The word translated worship is proskyneo which according to BDAG (the best lexicon in the game) means: “to express in attitude or gesture one’s complete dependence on or submission to a high authority figure.1The word describes a physical act of bowing usually offered to kings and emperors and many of those in Jesus’ day were considered gods. To Jesus and the hearers of that time such a deep level of reverence and submission was considered worship and that is the reason why this word is translated worship. In authoritarian churches the authority figure often offers all the blessing he can muster in exchange for submission. If you submit to authority you will be given authority, you will praised in sight of others and offered special privileges and access to personal attention. In reality it is just another leader selfish for personal gain offering people ways to sell out. I’ve seen many fall for this. They become the leaders’ favoured son or daughter for a season but are rejected as soon as someone more enticing comes along or he or she is no longer seen as someone who contributes enough to the leader’s agenda.

Another thing this passage illustrates is that there are really different kinds of authorities and different kinds of jurisdictions. Satan could only offer him the benefits of his kingdom. Jesus knew this was a trap and refused. He never challenged or attempted to sway political realities of the day because he knew he was king of a different kingdom. Nor did Jesus take away from the realities of authority and ownership in this world. Jesus said “render unto Caesar what is Caesar’s” (Mar 12:17). Caesar had his kingdom and Jesus had his. He cared about the authority of his kingdom, and not the kingdom’s of this world. He was offered all the human authority he wanted as long as he sold out to someone who wanted to exploit him for his own gain. In the same way a church leader can only offer anyone the benefits of their own agency. All the blessings of God’s kingdom come in Christ and not through any human agency. Our agencies can cooperate with Christ’s kingdom or we can fight it. If our domain is a boat Christ’s domain is the wind. On our boat we might have deck hands and captains but none of these things matter unless the boat is set to capture the direction and power of God’s spirit. We either align our sail to the direction of God’s kingdom or we put in our oars and row our own way in our own power. No church leader can offer you authority in Christ’s kingdom any more than a ship’s captain can make you lieutenant of the wind.

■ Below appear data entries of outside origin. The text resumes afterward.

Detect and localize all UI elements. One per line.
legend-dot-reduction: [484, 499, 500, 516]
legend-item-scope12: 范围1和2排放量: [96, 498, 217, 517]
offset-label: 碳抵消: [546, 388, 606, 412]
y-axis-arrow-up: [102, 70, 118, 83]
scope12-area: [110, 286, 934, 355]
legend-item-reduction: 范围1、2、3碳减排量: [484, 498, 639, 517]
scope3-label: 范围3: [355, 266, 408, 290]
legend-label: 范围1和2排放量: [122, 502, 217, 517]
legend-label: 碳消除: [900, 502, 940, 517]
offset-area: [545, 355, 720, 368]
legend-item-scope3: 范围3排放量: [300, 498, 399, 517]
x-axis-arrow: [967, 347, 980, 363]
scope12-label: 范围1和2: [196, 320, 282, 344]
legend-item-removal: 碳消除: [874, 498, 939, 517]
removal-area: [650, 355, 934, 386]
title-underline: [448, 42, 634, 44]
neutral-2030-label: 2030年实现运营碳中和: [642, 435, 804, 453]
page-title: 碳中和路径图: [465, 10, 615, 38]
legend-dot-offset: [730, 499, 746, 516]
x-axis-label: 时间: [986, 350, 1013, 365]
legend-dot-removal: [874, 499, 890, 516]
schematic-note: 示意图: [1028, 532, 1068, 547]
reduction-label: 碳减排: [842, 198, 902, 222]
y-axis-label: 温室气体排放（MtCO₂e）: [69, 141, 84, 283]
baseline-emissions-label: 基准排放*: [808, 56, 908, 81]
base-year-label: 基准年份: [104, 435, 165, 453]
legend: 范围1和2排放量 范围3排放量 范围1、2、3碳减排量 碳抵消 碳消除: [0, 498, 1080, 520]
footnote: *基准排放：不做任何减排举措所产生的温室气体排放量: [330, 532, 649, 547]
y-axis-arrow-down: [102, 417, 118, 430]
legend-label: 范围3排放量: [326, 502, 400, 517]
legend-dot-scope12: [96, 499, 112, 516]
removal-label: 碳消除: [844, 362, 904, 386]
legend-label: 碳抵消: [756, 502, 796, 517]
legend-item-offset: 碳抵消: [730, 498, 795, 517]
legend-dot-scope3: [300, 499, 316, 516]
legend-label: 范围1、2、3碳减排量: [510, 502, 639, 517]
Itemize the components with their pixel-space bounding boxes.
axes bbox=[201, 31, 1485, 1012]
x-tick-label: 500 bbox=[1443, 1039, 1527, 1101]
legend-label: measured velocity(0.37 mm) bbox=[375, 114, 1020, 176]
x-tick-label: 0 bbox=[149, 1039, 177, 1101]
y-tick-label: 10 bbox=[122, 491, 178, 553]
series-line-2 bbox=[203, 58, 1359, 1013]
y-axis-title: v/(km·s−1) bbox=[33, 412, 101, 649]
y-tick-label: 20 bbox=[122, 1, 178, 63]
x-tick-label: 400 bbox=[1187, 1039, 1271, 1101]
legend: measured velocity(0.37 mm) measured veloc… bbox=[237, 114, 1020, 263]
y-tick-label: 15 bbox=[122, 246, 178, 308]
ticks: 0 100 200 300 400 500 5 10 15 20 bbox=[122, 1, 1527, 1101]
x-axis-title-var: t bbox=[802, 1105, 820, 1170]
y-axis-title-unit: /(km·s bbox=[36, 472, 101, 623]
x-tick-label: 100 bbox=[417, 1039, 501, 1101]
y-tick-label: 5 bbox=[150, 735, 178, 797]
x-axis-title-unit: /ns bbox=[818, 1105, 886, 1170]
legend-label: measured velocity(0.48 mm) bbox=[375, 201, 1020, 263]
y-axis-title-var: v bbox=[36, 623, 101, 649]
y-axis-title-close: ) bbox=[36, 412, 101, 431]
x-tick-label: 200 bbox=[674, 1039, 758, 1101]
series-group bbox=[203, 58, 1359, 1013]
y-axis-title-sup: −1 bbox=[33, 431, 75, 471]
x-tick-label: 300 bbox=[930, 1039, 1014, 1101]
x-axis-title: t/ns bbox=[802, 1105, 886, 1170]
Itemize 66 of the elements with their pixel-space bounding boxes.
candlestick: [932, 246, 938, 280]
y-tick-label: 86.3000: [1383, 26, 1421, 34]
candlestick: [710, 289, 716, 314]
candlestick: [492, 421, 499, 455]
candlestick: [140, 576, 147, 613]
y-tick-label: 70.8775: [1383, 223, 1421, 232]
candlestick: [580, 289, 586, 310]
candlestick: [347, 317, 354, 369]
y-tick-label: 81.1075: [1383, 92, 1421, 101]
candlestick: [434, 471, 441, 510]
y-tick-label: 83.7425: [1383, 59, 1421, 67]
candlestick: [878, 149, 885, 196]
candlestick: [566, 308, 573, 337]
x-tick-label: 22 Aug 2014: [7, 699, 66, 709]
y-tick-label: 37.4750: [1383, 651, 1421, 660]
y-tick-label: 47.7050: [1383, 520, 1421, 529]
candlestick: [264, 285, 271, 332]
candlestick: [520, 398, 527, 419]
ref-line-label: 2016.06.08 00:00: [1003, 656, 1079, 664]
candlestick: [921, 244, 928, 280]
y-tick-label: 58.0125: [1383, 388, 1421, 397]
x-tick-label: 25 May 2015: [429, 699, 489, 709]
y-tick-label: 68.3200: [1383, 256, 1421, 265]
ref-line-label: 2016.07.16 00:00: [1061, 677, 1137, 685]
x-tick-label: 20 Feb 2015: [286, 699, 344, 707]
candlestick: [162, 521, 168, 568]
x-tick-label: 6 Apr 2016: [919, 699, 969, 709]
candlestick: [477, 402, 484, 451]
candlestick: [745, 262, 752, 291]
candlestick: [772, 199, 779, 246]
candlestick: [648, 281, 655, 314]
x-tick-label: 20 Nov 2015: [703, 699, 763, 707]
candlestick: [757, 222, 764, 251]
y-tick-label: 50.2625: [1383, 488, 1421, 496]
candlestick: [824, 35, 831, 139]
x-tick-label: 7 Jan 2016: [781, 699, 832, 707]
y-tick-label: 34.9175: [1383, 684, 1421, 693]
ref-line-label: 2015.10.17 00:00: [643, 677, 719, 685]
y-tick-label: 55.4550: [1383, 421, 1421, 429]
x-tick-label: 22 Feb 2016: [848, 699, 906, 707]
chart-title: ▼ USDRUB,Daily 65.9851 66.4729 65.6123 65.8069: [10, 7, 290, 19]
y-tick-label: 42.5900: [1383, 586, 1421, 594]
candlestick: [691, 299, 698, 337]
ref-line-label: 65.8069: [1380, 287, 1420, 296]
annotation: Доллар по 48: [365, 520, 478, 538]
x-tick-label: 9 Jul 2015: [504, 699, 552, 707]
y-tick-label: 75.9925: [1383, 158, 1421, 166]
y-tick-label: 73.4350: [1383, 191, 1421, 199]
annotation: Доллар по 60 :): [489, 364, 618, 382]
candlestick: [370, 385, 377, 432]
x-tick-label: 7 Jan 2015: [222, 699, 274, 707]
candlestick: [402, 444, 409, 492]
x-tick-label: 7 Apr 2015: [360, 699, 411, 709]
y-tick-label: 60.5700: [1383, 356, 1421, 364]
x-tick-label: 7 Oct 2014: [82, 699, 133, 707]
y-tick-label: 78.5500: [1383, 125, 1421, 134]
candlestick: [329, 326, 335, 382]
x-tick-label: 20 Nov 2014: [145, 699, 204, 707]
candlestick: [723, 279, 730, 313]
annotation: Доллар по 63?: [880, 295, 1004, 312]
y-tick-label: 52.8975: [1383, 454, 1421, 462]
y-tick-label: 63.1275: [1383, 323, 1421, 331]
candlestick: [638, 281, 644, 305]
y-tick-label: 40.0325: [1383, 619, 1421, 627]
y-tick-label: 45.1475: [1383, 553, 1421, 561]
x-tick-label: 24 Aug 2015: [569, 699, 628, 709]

In the church we find reason to put people in leadership and they have authority in that realm. The New Testament has some instruction on how that should look but we can never, ever, equate anything we create with God’s kingdom. If we are faithful our sails capture the wind of the spirit and a result we become a physical manifestation of God’s work. We can point to where we are, where we’ve been taken and where we are going and say praise God. The higher reality is every human agency we construct is only worth something so far as it cooperates with the work of God’s spirit in moving people to a new place. There is nothing our human agency that can limit what God chooses to do in his kingdom. They are different domains. So it seems that in many cases one gains authority by submitting to authority but only in our own human agencies. Be careful as not all authorities are aligned with God’s purposes. We can never acquire authority in God’s kingdom. All authority in Christ’s kingdom has been given to Christ. Our lives may or may not witness to that authority, we may be moved by that authority but all the authority in this domain is only found in Christ.  

1Arndt, W., Danker, F. W., & Bauer, W. (2000). A Greek-English lexicon of the New Testament and other early Christian literature. Chicago: University of Chicago Press.